自分は許せないけど叩いている人たちが気に入らないなら、自分が叩けばいいだけのことだ。


 ところがジャニーズを批判する人は左翼や共産党とレッテル貼り。

 こうすれば思考停止で不問にできると思っている連中がいる。弱者に対する性加害を黙認しないことに右とか左とか関係あるのだろうか。そういう疑問を持つ人たちがいるけれど、関係ある。

 もともと右翼は「すべての人に等しく人権があるというのはとんでもないことで、地位の低いものは地位の高いものに従うべきだから、低い者は不道徳や理不尽も忍従すべき。それが間違いという人は左翼だから否定」という価値観である。

 だから山口敬之もとTBS支局長の性犯罪でも、故ジャニー喜多川の未成年者性的虐待でも、倫理・道徳。法律などに違反していても、それを訴えたり批判したりする方が悪いということだ。また、性犯罪以外でも、片山さつき議員の「ひき逃げ」から、医師や弁護士の不祥事まで、「エライ人」は違法行為をしても一般人から批判されたり訴えられたりする筋合いでは無いという居直りが堂々とまかり通って、必ず相手方に「左翼」などの言葉を浴びせて非難するものだ。


 そもそも「右翼」の語源から明らかである。

 フランスで王党派など封建制・身分制・特権階級の維持に拘る勢力が議会の右翼席に陣取り、これに反対する共和派らが左翼席に陣取ったことから、政治的に右翼・左翼というようになった。

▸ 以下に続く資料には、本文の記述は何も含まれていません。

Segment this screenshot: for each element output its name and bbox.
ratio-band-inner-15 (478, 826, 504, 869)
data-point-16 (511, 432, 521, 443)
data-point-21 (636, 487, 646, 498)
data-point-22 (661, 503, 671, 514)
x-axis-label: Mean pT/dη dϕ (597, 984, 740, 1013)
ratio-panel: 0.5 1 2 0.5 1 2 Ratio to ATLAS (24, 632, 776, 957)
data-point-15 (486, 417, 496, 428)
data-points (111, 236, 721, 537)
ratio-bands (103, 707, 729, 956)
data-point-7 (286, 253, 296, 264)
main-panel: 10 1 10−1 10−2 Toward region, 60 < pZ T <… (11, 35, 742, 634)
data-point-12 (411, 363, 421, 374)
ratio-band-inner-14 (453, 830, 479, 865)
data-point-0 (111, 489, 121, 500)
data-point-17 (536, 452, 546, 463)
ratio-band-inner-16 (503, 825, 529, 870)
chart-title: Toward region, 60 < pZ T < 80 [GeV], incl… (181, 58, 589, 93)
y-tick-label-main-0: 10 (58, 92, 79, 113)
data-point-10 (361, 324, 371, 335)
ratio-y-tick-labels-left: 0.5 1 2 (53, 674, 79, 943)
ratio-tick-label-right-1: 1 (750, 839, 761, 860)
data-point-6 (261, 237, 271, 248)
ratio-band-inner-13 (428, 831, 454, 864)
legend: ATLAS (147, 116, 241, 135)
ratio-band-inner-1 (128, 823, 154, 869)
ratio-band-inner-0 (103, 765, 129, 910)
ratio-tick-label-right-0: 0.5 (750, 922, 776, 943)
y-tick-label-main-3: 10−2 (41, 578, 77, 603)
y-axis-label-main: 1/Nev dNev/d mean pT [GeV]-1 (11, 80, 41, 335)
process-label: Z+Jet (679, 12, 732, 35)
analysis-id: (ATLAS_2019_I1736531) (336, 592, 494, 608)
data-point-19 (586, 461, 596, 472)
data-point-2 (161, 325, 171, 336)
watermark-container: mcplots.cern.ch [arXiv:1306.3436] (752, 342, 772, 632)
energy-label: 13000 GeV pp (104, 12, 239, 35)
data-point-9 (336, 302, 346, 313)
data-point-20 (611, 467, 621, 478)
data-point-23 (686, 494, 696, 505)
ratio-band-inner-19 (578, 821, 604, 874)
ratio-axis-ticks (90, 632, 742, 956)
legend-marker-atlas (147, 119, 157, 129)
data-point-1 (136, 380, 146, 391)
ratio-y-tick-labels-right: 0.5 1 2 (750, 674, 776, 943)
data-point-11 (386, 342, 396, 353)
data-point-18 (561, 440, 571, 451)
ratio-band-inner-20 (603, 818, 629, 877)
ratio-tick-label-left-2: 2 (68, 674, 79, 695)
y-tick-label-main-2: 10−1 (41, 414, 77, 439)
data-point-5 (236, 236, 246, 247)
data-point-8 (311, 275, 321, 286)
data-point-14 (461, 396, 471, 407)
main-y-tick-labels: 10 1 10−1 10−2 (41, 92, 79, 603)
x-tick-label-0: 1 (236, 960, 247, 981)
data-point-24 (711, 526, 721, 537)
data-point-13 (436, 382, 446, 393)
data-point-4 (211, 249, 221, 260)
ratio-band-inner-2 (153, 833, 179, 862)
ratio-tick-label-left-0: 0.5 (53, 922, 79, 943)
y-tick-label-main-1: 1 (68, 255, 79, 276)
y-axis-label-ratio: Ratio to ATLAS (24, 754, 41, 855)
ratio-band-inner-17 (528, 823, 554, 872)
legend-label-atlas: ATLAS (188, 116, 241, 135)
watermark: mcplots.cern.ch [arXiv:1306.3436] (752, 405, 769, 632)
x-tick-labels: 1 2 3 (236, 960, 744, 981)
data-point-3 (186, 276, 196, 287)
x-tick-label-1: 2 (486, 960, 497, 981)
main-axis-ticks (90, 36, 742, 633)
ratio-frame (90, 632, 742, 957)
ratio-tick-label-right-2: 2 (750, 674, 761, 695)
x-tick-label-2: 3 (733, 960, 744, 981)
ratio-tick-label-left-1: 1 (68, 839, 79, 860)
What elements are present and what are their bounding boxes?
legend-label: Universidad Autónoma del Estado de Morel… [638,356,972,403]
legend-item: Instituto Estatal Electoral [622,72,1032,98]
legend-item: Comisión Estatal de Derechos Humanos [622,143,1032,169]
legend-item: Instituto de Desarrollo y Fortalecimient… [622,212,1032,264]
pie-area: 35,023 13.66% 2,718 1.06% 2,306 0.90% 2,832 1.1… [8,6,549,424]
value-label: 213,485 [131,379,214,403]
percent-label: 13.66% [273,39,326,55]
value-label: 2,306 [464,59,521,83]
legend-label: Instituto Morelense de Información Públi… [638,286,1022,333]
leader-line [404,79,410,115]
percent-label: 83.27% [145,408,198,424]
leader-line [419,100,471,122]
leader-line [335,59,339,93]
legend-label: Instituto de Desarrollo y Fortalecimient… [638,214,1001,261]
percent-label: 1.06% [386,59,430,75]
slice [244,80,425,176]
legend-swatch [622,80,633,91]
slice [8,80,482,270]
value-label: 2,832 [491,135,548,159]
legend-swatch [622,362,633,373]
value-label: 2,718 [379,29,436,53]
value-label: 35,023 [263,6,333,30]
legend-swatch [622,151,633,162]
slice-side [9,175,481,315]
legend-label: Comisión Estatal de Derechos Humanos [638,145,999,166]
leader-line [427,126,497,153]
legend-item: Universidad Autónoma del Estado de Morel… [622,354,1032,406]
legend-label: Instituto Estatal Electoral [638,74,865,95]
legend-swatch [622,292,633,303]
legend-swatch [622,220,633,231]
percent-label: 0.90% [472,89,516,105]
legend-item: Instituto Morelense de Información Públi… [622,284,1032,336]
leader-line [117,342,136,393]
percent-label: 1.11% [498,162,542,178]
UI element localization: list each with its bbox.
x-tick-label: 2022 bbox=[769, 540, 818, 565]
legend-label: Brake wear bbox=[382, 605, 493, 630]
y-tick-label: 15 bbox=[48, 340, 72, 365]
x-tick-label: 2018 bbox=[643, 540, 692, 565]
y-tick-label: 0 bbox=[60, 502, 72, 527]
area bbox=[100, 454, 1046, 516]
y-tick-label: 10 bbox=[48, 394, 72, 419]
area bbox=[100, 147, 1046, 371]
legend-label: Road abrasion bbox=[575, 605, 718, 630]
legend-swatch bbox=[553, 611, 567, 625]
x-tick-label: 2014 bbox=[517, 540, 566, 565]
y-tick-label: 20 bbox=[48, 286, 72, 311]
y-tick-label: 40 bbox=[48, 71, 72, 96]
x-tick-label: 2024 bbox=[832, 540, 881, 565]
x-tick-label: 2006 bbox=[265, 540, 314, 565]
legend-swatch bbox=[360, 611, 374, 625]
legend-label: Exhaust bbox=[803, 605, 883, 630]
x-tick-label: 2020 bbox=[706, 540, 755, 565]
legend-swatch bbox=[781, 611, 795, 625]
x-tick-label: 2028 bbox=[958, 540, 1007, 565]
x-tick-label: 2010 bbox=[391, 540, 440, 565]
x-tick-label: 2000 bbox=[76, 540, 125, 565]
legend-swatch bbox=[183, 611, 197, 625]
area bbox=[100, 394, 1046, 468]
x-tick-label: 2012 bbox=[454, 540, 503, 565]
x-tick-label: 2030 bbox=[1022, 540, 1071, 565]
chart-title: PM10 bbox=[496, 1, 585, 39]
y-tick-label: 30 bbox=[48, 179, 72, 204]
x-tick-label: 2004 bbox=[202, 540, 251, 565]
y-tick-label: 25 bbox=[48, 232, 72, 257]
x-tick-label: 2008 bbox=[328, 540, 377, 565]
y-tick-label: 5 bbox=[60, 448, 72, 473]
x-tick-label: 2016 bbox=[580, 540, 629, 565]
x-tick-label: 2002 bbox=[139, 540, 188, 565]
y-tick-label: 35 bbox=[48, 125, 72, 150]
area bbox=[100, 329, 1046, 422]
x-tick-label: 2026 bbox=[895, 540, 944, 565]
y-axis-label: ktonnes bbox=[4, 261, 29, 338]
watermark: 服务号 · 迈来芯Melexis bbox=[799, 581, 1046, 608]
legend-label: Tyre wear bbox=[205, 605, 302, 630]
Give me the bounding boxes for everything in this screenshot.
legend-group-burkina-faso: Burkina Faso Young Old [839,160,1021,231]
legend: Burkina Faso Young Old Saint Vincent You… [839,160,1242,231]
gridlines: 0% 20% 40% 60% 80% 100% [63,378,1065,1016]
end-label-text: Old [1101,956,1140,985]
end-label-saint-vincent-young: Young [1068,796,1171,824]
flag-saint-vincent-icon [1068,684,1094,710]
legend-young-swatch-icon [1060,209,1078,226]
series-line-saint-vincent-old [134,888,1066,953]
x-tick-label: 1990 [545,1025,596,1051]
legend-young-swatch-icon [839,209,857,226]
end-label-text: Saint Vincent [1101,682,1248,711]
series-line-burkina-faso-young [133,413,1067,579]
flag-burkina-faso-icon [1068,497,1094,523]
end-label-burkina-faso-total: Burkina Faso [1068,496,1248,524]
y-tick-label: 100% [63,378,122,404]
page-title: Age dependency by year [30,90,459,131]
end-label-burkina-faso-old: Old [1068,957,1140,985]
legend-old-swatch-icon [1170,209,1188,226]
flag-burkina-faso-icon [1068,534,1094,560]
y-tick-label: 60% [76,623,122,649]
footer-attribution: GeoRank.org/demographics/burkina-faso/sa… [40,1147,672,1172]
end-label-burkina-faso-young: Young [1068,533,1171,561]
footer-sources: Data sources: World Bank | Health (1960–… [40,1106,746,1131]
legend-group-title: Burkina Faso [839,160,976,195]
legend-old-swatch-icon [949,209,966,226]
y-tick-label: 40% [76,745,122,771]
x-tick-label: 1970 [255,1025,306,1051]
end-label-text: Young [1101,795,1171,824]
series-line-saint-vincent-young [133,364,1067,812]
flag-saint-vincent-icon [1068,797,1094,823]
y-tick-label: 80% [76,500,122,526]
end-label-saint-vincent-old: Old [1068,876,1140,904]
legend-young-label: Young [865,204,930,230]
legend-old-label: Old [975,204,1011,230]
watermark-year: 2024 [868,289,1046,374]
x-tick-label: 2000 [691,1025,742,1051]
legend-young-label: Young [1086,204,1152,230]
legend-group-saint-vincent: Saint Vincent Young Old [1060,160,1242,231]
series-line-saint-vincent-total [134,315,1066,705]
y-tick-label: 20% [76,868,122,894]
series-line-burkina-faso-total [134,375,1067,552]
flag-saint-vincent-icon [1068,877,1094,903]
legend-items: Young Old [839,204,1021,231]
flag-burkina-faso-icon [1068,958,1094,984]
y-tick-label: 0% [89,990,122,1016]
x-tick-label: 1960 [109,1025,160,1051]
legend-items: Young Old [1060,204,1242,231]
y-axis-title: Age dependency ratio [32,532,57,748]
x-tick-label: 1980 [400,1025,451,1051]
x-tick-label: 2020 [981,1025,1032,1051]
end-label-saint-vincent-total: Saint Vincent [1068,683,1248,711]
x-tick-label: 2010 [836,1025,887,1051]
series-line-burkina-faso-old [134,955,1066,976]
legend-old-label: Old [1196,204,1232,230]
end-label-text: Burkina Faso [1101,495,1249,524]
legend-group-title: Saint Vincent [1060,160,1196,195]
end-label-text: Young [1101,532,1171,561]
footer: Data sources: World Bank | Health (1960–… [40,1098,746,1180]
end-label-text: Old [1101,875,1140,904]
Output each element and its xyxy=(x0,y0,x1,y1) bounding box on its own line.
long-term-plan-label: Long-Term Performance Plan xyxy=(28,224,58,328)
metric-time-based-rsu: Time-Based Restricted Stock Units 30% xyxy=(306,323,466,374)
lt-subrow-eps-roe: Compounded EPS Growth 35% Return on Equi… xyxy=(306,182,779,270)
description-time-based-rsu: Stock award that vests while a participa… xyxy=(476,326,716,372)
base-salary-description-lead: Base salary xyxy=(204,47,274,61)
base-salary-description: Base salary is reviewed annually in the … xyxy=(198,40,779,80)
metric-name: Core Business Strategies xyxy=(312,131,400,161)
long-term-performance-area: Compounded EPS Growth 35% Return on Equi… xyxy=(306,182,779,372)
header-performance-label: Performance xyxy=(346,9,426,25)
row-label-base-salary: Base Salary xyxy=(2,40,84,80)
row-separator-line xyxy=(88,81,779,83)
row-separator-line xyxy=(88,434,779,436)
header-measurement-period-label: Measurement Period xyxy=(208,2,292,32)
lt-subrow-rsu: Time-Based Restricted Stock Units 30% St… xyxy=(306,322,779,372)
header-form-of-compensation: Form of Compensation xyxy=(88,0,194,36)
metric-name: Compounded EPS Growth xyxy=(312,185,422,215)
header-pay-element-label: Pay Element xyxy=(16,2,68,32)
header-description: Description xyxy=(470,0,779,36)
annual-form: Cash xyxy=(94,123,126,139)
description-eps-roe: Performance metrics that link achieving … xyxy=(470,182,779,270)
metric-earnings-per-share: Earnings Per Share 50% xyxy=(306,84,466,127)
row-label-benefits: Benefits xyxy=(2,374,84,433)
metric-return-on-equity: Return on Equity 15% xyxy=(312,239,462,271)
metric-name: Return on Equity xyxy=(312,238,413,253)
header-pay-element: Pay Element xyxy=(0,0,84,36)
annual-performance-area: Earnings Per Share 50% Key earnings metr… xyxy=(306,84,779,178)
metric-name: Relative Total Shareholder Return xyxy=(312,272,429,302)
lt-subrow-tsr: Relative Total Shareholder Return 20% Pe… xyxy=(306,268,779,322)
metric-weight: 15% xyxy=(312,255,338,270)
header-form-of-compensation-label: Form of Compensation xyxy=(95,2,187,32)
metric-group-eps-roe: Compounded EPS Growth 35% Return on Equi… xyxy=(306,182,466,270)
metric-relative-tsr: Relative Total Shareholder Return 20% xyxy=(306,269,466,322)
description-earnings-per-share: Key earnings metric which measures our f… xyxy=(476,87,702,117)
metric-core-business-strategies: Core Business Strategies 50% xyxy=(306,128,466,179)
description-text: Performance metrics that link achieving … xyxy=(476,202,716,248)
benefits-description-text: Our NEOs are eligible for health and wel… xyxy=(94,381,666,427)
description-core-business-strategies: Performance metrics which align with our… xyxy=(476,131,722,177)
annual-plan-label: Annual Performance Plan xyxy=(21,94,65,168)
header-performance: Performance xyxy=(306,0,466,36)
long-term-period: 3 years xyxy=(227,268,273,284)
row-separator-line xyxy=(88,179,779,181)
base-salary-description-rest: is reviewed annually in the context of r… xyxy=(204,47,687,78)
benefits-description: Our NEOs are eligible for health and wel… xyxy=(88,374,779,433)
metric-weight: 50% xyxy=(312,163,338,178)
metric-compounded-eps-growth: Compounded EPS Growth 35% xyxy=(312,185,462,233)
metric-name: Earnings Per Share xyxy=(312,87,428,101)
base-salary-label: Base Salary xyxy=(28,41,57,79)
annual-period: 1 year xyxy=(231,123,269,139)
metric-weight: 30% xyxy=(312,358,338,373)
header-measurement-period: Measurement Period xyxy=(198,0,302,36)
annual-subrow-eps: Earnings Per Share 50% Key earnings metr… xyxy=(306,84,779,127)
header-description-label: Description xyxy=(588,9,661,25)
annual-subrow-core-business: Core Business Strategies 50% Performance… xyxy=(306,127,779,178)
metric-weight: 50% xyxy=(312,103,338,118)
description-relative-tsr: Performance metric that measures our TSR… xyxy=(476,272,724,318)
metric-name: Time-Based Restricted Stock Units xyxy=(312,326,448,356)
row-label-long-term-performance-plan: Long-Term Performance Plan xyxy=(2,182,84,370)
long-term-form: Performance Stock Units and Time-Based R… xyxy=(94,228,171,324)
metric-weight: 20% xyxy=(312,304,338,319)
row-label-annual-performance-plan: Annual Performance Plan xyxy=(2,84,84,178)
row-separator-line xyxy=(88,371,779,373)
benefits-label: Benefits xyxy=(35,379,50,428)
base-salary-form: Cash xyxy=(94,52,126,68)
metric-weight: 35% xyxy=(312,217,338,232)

 アメリカは封建時代が無いので保守最大の団体が左派の論理によって立つ共和党であるなど右翼イコール保守ではないのに対し、日本は天皇がいるのでフランスの図式が当て嵌まるうえ、保守と右翼は殆ど同義語になっている。

 したがって、社会的強者なら性暴力も容認、法の下の平等は否定、というのは右派なら当たり前の発想であり、これに保守派も近い態度で、そんな不平等・不公正は法律にも倫理にも反していると問題にするのは左翼だという発想にもなる。


 という次第で、元産経氏らの言うことは不道徳ではあるが不可解ではないのだ。